The final verse captures the message of the parable in a short maxim. Many are invited, Jesus says, but few are chosen. The point is that all are called to the Kingdom, but not all will be found worthy to possess it.
Some will decline the invitation and so exclude themselves from its blessings. Others will accept it but will not follow through in putting its demands into practice.
Now, here is where the parable speaks about you! Those found acceptable are those committed to directing their lives by the gospel. You are to clothe yourself in the garments of true repentance and Christ-like righteousness. Indeed, you are to clothe yourself in Christ.
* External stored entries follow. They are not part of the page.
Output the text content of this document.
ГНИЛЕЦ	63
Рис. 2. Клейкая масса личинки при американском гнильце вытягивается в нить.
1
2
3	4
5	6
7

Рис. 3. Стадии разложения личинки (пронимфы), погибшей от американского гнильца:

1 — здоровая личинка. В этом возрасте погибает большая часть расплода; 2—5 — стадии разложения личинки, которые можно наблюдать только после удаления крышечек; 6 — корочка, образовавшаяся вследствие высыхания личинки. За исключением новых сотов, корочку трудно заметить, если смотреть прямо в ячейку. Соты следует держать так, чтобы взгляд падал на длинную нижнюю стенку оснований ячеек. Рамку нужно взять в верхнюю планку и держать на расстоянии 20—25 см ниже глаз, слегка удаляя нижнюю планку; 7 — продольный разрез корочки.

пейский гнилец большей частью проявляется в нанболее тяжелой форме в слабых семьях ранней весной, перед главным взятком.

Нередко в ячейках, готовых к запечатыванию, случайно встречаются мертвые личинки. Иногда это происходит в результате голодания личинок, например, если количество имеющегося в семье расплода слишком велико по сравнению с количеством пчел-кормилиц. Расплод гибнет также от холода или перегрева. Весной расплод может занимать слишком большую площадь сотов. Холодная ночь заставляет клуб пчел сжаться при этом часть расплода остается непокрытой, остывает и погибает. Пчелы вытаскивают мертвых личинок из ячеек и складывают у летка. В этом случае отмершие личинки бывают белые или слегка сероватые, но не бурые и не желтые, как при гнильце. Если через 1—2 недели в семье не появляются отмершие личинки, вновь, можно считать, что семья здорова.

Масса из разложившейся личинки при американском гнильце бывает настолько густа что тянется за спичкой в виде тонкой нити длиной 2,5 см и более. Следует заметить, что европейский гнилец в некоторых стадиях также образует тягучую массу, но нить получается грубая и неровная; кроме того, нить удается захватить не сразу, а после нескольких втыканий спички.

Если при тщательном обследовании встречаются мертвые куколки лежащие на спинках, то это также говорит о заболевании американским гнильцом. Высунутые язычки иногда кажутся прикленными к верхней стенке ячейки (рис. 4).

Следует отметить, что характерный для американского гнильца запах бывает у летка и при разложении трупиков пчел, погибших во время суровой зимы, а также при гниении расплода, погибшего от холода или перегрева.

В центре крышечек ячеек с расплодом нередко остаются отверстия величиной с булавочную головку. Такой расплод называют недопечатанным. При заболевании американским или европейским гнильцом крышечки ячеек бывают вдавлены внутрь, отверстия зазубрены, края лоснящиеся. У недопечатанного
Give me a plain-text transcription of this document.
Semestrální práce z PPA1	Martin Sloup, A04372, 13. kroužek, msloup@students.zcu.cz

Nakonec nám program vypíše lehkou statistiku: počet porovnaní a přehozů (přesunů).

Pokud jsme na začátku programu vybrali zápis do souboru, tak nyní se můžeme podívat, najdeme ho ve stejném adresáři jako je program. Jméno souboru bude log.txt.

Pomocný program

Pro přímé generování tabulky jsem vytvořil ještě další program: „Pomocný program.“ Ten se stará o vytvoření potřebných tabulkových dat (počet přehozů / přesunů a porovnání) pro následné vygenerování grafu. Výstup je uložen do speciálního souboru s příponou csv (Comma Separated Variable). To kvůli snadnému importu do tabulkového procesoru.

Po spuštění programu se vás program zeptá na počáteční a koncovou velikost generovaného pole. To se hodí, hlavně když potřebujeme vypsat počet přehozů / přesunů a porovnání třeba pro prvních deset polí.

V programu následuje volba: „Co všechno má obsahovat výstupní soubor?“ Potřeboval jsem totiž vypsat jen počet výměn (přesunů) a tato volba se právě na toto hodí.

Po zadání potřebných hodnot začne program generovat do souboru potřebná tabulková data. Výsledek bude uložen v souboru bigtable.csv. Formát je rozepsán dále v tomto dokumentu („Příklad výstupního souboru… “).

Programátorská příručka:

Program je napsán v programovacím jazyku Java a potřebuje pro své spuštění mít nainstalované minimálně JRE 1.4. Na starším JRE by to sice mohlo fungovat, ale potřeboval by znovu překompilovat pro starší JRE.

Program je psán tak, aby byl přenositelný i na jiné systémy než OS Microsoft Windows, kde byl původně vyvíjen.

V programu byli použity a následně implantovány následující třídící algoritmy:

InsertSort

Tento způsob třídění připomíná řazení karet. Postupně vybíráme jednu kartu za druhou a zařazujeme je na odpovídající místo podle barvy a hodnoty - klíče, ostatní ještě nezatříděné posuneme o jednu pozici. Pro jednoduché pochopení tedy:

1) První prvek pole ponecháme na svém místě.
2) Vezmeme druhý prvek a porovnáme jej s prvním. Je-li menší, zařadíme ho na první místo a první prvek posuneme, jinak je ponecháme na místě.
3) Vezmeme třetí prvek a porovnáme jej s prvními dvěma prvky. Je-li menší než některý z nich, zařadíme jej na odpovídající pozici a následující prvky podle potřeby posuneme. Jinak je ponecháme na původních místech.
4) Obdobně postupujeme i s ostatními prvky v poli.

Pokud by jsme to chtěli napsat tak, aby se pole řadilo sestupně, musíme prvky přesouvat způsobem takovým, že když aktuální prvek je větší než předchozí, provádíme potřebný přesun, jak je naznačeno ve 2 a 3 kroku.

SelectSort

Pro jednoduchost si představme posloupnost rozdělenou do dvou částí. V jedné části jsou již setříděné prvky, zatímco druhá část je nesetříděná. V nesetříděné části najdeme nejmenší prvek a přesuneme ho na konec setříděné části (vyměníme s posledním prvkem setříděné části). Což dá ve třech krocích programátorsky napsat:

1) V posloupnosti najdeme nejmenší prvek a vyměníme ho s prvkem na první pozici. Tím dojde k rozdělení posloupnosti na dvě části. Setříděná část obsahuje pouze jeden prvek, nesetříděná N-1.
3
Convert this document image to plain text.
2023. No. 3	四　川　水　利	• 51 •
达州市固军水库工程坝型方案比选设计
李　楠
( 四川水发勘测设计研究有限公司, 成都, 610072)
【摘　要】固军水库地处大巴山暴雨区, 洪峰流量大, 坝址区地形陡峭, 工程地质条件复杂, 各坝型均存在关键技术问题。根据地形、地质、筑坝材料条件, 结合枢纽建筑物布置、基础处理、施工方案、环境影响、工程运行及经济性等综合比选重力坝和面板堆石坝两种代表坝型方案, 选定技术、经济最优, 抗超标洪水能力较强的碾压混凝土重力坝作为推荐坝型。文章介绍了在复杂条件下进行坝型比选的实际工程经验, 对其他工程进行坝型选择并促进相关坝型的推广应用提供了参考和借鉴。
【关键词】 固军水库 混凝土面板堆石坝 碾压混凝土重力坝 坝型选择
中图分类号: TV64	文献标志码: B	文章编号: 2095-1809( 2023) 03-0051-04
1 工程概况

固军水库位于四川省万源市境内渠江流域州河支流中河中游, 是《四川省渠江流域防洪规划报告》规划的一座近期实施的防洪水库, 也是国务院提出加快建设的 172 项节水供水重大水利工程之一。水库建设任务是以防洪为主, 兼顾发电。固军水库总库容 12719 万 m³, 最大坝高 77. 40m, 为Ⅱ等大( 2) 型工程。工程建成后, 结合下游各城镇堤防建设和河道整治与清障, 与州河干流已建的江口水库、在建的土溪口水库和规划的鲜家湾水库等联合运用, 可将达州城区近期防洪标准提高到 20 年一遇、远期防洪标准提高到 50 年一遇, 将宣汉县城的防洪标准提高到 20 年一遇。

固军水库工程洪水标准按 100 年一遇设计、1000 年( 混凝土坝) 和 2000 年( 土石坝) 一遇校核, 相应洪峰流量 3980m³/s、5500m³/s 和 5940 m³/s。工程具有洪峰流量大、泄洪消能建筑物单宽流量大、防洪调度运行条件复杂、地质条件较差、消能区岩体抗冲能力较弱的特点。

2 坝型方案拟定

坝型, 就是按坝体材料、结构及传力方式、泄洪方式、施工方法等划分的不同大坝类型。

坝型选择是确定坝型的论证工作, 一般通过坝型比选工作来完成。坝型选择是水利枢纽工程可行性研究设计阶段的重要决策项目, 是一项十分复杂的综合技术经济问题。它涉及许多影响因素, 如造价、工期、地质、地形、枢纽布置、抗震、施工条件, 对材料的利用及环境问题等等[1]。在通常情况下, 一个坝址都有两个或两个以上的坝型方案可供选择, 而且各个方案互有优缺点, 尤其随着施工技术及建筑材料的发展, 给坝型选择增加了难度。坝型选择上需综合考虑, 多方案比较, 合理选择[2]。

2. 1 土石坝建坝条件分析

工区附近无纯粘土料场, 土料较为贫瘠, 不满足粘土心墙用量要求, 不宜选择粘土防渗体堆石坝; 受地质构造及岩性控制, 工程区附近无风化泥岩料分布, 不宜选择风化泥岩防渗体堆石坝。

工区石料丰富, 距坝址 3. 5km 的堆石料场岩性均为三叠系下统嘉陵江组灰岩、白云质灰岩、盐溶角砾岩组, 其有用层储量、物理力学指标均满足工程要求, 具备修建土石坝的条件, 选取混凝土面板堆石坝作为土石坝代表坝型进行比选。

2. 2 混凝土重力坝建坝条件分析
Clothing oneself in Christ through baptism and the gift of oneself is what links the saints whose relics will be placed in the altar: the virgin to whom Our Lord appeared to reveal his Sacred Heart—St. Margaret Mary Alacocque and the martyr saint, Maria Goretti, the champion of purity from the last century and the ancient martyrs Clare, Vincent and Severus.
We should know that, as it was for our patron St. Maurice, whose relic we will embed in the altar on this Golden Anniversary of the parish dedicated to his memory, attaching ourselves to Christ is costly. This is particularly true in this age, which is increasingly hostile to the gospel message.
The Roman Emperor commanded the Theban Legion and Maurice to sacrifice to the gods but, as Christian believers, they refused. Maurice sent him the message, “Emperor, we are your soldiers; we are ready to combat the enemies of the empire, but we are also Christians, and we owe fidelity to the true God. We are not rebels, but we prefer to die, innocent, rather than to live, guilty.”